From the previous post: "There might be situations where market failure on the private market would be so severe and its consequences so dire that it is arguably worth risking government action; the standard example, and the reason most libertarians are not anarchists, is national defense."

This forms part of the concern I have with a completely free market: namely, that it is probably impossible, due to the existence of secret information.

For a defense organization to effectively defend its people (in a stateless society, I might more accurately call them customers), it cannot simply build an hard shell; it costs much less to deploy agents to watch where enemies are planning their attacks and head them off. The way it watches enemies has to be kept secret, to keep enemies from adapting; the defense organization cannot even tell its own customers, because enemies can easily intercept that information.

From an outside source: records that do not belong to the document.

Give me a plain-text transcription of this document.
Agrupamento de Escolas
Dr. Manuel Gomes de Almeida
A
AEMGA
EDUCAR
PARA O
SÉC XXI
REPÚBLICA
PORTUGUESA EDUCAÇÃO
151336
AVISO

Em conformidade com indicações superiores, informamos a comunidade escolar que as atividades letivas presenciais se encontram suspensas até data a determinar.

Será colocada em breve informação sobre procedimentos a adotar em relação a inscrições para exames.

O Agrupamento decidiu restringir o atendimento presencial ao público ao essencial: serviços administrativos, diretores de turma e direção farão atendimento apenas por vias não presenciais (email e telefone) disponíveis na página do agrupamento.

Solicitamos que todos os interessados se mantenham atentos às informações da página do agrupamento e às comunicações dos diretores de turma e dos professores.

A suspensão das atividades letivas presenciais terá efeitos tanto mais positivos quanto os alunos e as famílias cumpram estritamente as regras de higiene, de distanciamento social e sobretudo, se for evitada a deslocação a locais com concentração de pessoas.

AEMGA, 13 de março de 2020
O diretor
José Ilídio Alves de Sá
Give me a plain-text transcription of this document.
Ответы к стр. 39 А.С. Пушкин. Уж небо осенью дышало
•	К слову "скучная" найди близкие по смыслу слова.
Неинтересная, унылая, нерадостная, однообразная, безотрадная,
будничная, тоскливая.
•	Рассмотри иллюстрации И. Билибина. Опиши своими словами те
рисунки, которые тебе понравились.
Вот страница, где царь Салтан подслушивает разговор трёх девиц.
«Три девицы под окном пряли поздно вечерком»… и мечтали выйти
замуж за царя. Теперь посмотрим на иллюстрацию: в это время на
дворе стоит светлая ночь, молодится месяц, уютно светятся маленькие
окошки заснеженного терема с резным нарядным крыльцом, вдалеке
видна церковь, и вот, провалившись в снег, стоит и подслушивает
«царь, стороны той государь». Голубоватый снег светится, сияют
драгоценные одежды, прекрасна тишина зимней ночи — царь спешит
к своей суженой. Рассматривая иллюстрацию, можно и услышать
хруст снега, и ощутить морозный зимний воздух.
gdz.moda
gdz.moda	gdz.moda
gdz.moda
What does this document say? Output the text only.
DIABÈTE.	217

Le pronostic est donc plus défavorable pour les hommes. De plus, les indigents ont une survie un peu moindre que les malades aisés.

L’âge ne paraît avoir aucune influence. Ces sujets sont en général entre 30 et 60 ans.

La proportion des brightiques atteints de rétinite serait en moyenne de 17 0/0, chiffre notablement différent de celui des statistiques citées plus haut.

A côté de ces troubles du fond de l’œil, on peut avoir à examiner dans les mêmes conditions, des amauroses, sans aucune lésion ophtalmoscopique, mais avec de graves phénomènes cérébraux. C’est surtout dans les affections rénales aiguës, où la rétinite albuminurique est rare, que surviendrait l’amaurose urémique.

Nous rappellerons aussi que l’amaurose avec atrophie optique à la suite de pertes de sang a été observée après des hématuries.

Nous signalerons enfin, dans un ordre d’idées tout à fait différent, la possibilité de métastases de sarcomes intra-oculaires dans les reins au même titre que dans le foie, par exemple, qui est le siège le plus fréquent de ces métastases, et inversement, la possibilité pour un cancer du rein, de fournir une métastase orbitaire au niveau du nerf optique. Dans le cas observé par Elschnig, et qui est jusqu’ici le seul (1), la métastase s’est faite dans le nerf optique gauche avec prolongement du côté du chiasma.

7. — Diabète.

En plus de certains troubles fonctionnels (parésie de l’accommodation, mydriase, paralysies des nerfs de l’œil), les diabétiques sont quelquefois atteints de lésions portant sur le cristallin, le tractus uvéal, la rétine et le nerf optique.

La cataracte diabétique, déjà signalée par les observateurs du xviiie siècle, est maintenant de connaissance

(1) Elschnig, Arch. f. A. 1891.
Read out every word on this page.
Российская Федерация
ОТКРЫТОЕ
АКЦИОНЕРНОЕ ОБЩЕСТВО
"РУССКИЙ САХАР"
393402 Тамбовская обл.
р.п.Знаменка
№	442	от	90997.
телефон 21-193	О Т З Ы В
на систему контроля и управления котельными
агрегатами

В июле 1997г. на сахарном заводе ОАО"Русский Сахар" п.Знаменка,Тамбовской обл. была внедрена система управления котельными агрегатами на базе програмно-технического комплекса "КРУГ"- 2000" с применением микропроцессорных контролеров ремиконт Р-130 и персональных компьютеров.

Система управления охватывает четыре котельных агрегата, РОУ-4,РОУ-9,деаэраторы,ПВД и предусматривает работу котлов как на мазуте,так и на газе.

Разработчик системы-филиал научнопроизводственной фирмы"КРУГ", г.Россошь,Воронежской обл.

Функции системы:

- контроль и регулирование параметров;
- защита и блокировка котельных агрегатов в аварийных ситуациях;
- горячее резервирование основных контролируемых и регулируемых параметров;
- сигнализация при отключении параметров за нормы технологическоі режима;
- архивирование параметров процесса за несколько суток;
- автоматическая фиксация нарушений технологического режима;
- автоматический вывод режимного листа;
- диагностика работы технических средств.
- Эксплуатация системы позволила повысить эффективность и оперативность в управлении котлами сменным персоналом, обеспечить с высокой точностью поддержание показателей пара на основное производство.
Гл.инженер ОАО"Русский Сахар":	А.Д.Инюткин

But that means the organization has to hide a lot - methods, assets, which enemy plans were thwarted, and so on. In that secrecy, entire budgets can hide. Customers cannot accurately assess which defense choice is best, because they cannot know which ones are doing the most efficient or even sufficient job. And if they choose wrong...

On top of this is the possibility that when it comes to defense, you might be competing against offensive forces so powerful that you cannot afford multiple competing defense organizations, possibly with multiple partitions of vital defense information; you have to build one army and maybe also encourage its components to share their secret information internally.

I've asked David about this before; I don't remember if he had an answer (it might be in the latest edition of TMoF, which I haven't gotten around to checking).

At the same time, I think there's a sense in which the ancap argument doesn't need to. I keep noticing that any market failure in ancap seems to exist in any other known alternative to an equal or greater extent. (E.g. ancaps have externalities, but collectivist economies just combine most or all of them into a giant externality, add a little overhead, and give it a different name.) So while ancaps run into the secrecy problem, so do alternatives.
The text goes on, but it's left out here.